While this combination of financial assistance and public good was novel at the time, PWAP's speediness was perhaps its most impressive feature.
"It's amazing how quickly the program got going in 1933," Wagner says. "Franklin Roosevelt was inaugurated in March, the idea for PWAP came together on Dec. 8, and it was announced in newspapers on Dec. 12. Within a week, there were artists at work."
Over the course of seven months, PWAP artists created nearly 16,000 works. But the program's influence stretched far beyond the walls of courthouses and post offices. Several dozen PWAP pieces went on to be displayed in the White House, and many others made their way to the offices of senators and cabinet members. And as part of the Civil Works Administration - a New Deal program that paid workers to build roads, playgrounds and schools - PWAP stressed that art is a valuable type of infrastructure in a modern democracy. This idea would form the foundation of future New Deal initiatives such as the Works Progress Administration's Federal Art Project, which helped launch the careers of key Abstract Expressionists such as Jackson Pollock and Mark Rothko.

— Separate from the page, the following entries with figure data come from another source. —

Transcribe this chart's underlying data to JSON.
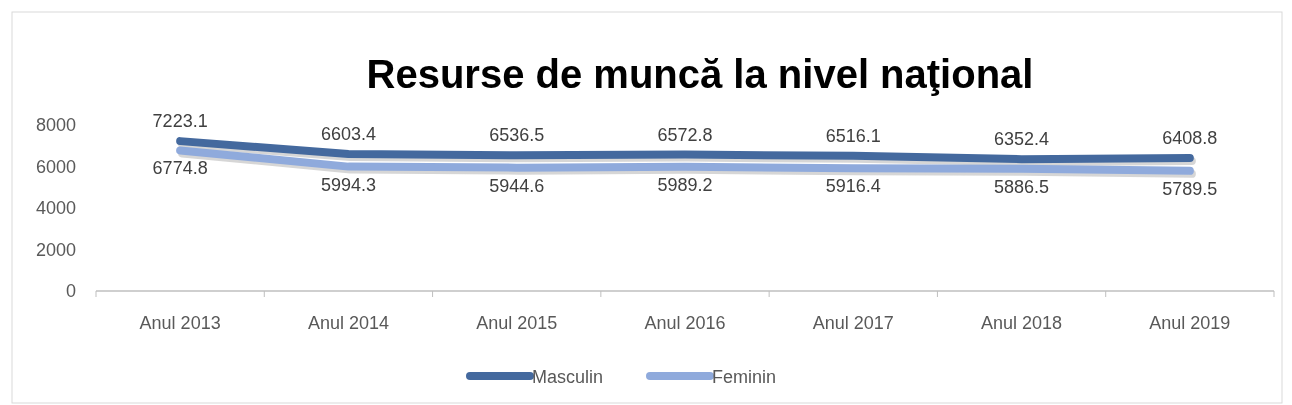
{
  "chart_data": {
    "type": "line",
    "title": "Resurse de muncă la nivel naţional",
    "categories": [
      "Anul 2013",
      "Anul 2014",
      "Anul 2015",
      "Anul 2016",
      "Anul 2017",
      "Anul 2018",
      "Anul 2019"
    ],
    "series": [
      {
        "name": "Masculin",
        "color": "#44699e",
        "values": [
          7223.1,
          6603.4,
          6536.5,
          6572.8,
          6516.1,
          6352.4,
          6408.8
        ]
      },
      {
        "name": "Feminin",
        "color": "#8faadc",
        "values": [
          6774.8,
          5994.3,
          5944.6,
          5989.2,
          5916.4,
          5886.5,
          5789.5
        ]
      }
    ],
    "ylim": [
      0,
      8000
    ],
    "yticks": [
      0,
      2000,
      4000,
      6000,
      8000
    ],
    "grid": false,
    "legend": "bottom",
    "data_labels": true,
    "marker": "none",
    "line_style": "solid"
  }
}
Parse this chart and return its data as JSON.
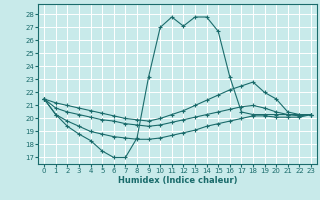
{
  "xlabel": "Humidex (Indice chaleur)",
  "bg_color": "#c8eaea",
  "grid_color": "#b8d8d8",
  "line_color": "#1a6b6b",
  "xlim": [
    -0.5,
    23.5
  ],
  "ylim": [
    16.5,
    28.8
  ],
  "yticks": [
    17,
    18,
    19,
    20,
    21,
    22,
    23,
    24,
    25,
    26,
    27,
    28
  ],
  "xticks": [
    0,
    1,
    2,
    3,
    4,
    5,
    6,
    7,
    8,
    9,
    10,
    11,
    12,
    13,
    14,
    15,
    16,
    17,
    18,
    19,
    20,
    21,
    22,
    23
  ],
  "series": [
    {
      "x": [
        0,
        1,
        2,
        3,
        4,
        5,
        6,
        7,
        8,
        9,
        10,
        11,
        12,
        13,
        14,
        15,
        16,
        17,
        18,
        19,
        20,
        21,
        22,
        23
      ],
      "y": [
        21.5,
        20.3,
        19.4,
        18.8,
        18.3,
        17.5,
        17.0,
        17.0,
        18.5,
        23.2,
        27.0,
        27.8,
        27.1,
        27.8,
        27.8,
        26.7,
        23.2,
        20.5,
        20.3,
        20.3,
        20.3,
        20.3,
        20.3,
        20.3
      ]
    },
    {
      "x": [
        0,
        1,
        2,
        3,
        4,
        5,
        6,
        7,
        8,
        9,
        10,
        11,
        12,
        13,
        14,
        15,
        16,
        17,
        18,
        19,
        20,
        21,
        22,
        23
      ],
      "y": [
        21.5,
        21.2,
        21.0,
        20.8,
        20.6,
        20.4,
        20.2,
        20.0,
        19.9,
        19.8,
        20.0,
        20.3,
        20.6,
        21.0,
        21.4,
        21.8,
        22.2,
        22.5,
        22.8,
        22.0,
        21.5,
        20.5,
        20.3,
        20.3
      ]
    },
    {
      "x": [
        0,
        1,
        2,
        3,
        4,
        5,
        6,
        7,
        8,
        9,
        10,
        11,
        12,
        13,
        14,
        15,
        16,
        17,
        18,
        19,
        20,
        21,
        22,
        23
      ],
      "y": [
        21.5,
        20.8,
        20.5,
        20.3,
        20.1,
        19.9,
        19.8,
        19.6,
        19.5,
        19.4,
        19.5,
        19.7,
        19.9,
        20.1,
        20.3,
        20.5,
        20.7,
        20.9,
        21.0,
        20.8,
        20.5,
        20.3,
        20.2,
        20.3
      ]
    },
    {
      "x": [
        0,
        1,
        2,
        3,
        4,
        5,
        6,
        7,
        8,
        9,
        10,
        11,
        12,
        13,
        14,
        15,
        16,
        17,
        18,
        19,
        20,
        21,
        22,
        23
      ],
      "y": [
        21.5,
        20.3,
        19.8,
        19.4,
        19.0,
        18.8,
        18.6,
        18.5,
        18.4,
        18.4,
        18.5,
        18.7,
        18.9,
        19.1,
        19.4,
        19.6,
        19.8,
        20.0,
        20.2,
        20.2,
        20.1,
        20.1,
        20.1,
        20.3
      ]
    }
  ]
}
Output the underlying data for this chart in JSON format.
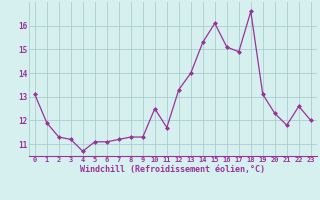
{
  "x": [
    0,
    1,
    2,
    3,
    4,
    5,
    6,
    7,
    8,
    9,
    10,
    11,
    12,
    13,
    14,
    15,
    16,
    17,
    18,
    19,
    20,
    21,
    22,
    23
  ],
  "y": [
    13.1,
    11.9,
    11.3,
    11.2,
    10.7,
    11.1,
    11.1,
    11.2,
    11.3,
    11.3,
    12.5,
    11.7,
    13.3,
    14.0,
    15.3,
    16.1,
    15.1,
    14.9,
    16.6,
    13.1,
    12.3,
    11.8,
    12.6,
    12.0
  ],
  "line_color": "#993399",
  "marker": "D",
  "marker_size": 2,
  "bg_color": "#d6f0f0",
  "grid_color": "#aacece",
  "xlabel": "Windchill (Refroidissement éolien,°C)",
  "xlabel_color": "#993399",
  "tick_color": "#993399",
  "ylim": [
    10.5,
    17.0
  ],
  "yticks": [
    11,
    12,
    13,
    14,
    15,
    16
  ],
  "xticks": [
    0,
    1,
    2,
    3,
    4,
    5,
    6,
    7,
    8,
    9,
    10,
    11,
    12,
    13,
    14,
    15,
    16,
    17,
    18,
    19,
    20,
    21,
    22,
    23
  ]
}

Says Wagner: "Without PWAP, America could have lost a generation of artists, what turned out to be one of the greatest generations of American artists."
Depression-era dreams at Cinematheque
Though food and money were scarce in 1934, life didn't stand still. Quite the contrary, says UW Cinematheque's Jim Healy, who organized a "New Deal Cinema" series to complement the Chazen's art from the era.
Instead of choosing films about New Deal policies, Healy decided to project Depression-era fantasies on the Chazen's big screen. Upcoming screenings include The President Vanishes, William A. Wellman's ensemble drama about a president who stages his own kidnapping (March 14); Fashions of 1934, a musical comedy starring William Powell and Bette Davis (April 4); and King of the Hill, Steven Soderbergh's adaptation of A.E. Hotchner's coming-of-age memoir (April 25).
"Even though these are fantasies, they reflect a lot of the worries and interests of Depression-era America," Healy says.
He notes that 1931-1934 is one of his favorite periods in film history because movies were filled with life, not regulations.
"Early 1934 had the last flare-out of creative freedom before Hollywood started enforcing the production code," he explains.
Healy says the shift from silent films to talkies also erased some limitations.
"Glamour was less important in 1934 than in the silent era. It wasn't just about what your face could project. It was also about physicality and your voice," he says. "William Powell and Bette Davis were offbeat looking, but you can't beat them for charisma."
The series' one contemporary film, 1993's King of the Hill, is perhaps the most poignant. A 12-year-old boy must fend for himself when his ill mother is sent to a sanitarium and his father accepts a job as a traveling salesman on the brink of 1934. Using his imagination as a guide, he seeks out work and friendships while facing grim realities such as illness and starvation.
"It's about this who kid creates wild stories about himself and how his experience of the Depression leads him to be this way," Healy says. "It's also about the creation of a present-day writer."